Pengantar
Indonesia memiliki berbagai model
budaya politik lokal. Model budaya politik lokal yang ada di indonesia itulah,
yang akan mempengaruhi peranan birokrasi pemerintahan di beberapa daerah yang
diberikan hak istimewa. Model-model budaya politik lokal ini berkembang sebagai
reaksi dari adanya tekanan sosial, politik, dan ekonomi. Ia lahir dari adanya
interaksi antara pola tingkah laku dan pola untuk bertingkah laku dalam
masyarakat. Sementara itu, sistem birokrasi ada di tengah-tengah pola tingkah
laku masyarakat tersebut (Priyatmoko, 1991:252).
Budaya politik lokal tumbuh dan
berkembang pada kelompok-kelompok masyarakat yang mewariskan nilai-nilai
positif yang sama, sehingga harus dikembangkan dalam penyelenggraan
pemerintahan, khususnya pada sistem birokrasi di daerah (Priyatmoko, 1991:254).
Hal ini dikarenakan budaya politik lokal tersebut, mempunyai nilai sejarah
sebagai bentuk perjuangan untuk membentuk sistem politik, mempunyai cara
tersendiri untuk menyelesaikan persoalan-persoalan, dan juga adanya aspek-aspek
heroik yang membanggakan. Salah satunya contohnya adalah model budaya politik Jawa
dan nilai-nilai filosofis di dalamnya. Model budaya politik Jawa ini terkait
dengan sistem birokrasi lokal yang dianut oleh Daerah Istimewa Yogyakarta
(DIY).
Dalam konsep budaya politik Jawa,
dikenal sistem politik patrimonial.
Sistem patrimonial artinya sistem pewarisan berdasarkan garis keturunan ayah. Dengan
demikian, pewarisan kekuasaan yang ada pada masyarakat Jawa didasarkan pada garis
keturunan ayah bukan ibu. Posisi kaum lelaki menjadi bagian yang sangat penting
dalam pengambilan keputusan maupun pewarisan tahta (Zulkarnain, 2012:7). Patrimonialisme Jawa ini juga menggambarkan
sistem kekuasaan yang berpusat pada satu orang penguasa yaitu raja, sedangkan
yang lain mengidentifikasikan kepentinganya. Seorang membagikan sumber daya kekuasaannya
kepada pihak yang dapat dipercaya dan memiliki pengaruh besar dimasyarakat
untuk menjaga keberlangsungan dan stabilitas kekuasaanya.

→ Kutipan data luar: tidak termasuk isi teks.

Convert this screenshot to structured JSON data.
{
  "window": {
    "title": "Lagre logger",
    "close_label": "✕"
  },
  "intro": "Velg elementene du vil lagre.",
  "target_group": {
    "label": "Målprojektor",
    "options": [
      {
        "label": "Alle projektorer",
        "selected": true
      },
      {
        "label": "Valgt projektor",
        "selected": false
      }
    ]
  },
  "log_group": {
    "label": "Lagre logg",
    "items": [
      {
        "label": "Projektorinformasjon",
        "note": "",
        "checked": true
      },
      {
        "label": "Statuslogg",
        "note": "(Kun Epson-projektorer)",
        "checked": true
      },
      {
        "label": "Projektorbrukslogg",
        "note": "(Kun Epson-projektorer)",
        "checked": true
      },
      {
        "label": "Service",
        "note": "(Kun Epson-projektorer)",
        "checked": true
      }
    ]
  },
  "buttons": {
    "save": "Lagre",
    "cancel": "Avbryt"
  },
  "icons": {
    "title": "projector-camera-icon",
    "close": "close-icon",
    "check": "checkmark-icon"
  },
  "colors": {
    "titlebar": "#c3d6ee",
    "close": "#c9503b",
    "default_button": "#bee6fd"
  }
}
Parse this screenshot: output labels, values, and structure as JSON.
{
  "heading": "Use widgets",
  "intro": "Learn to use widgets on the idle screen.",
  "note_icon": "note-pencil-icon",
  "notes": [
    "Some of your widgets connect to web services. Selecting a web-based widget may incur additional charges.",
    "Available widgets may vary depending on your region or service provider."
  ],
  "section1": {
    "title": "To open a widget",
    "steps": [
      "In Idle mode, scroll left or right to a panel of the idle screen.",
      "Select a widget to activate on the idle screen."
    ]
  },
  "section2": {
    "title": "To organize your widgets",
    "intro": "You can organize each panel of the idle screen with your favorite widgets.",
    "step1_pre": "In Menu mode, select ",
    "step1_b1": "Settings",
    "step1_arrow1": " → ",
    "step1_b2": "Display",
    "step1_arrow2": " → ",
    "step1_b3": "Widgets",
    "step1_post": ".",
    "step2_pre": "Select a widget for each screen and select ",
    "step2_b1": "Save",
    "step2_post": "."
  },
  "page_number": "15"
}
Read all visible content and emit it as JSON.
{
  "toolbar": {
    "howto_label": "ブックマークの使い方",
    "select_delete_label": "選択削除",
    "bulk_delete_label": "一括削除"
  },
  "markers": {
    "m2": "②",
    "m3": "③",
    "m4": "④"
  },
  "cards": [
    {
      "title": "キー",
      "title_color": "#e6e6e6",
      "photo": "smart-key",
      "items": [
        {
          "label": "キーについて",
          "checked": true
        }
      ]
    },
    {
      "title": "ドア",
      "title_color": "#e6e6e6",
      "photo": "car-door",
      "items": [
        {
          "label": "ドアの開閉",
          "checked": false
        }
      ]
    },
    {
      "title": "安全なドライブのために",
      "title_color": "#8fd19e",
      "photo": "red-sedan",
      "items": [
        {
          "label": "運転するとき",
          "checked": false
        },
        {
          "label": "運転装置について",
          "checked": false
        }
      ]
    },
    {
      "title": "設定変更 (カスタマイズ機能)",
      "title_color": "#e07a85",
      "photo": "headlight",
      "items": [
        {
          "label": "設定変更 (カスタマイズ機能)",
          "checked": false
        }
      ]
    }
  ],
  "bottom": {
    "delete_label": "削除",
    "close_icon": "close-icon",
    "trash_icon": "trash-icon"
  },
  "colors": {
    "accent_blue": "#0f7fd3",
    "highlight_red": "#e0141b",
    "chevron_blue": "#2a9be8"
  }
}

Konsep budaya politik patrimonialisme
Jawa inilah yang kemudian diterapkan pada sistem birokrasi di Daerah Istimewa
Yogyakarta. Jabatan dan keseluruhan hirarki birokrasi didasarkan atas hubungan
garis keturunan ayah atau hubungan personal. Patrimonialisme pada birokrasi
dibangun melalui rekrutmen abdi dalem
(Jati, 2012:139). Raja yang juga sekaligus sebagai gubernur menggunakan
birokrasi untuk memperkuat loyalitas masyarakat. Budaya politik inilah yang
menciptakan sebuah simbiosis mutualisme dimana para birokrat membutuhkan gelar
kerajaan untuk menaikkan status sosial dan Sultan sebagai raja dan sekaligus
gubernur membutuhkan dukungan untuk menjaga stabilitas kekuasaannya. Konsep
budaya politik inilah yang telah dimanifestasikan oleh para birokrat untuk
mendukung Sultan menjadi gubernur dalam pembahasan UUK DIY.
Konsep Budaya Politik Lokal dan Sistem Birokrasi
Lokal Masyarakat Jawa
Budaya politik lokal
yang berkembang di Indonesia adalah suatu warisan sosial yang terbentuk melalui
perjalanan sejarah. Budaya politik lokal tersebut terbentuk dari serangkaian
kepercayaan, kebiasaan, dan struktur soaial yang berkaitan dengan kehidupan
politik masyarakat. Kepercayaan, kebiasaan, dan struktur sosial itulah yang
menagaskan pola untuk bertingkah laku masyarakat, mana yang seharusnya dan
tidak seharusnya untuk dilakukan. Batasan-batasan dalam budaya terbut dapat
berasal darii agama, adat istiadat ataupun norma-norma yang berlaku di
masyarakat. Budaya politik lokal ini, dapat dilihat pada kecenderungan perilaku
yang tampak pada kehidupan politik masyarakat lokal itu sendiri.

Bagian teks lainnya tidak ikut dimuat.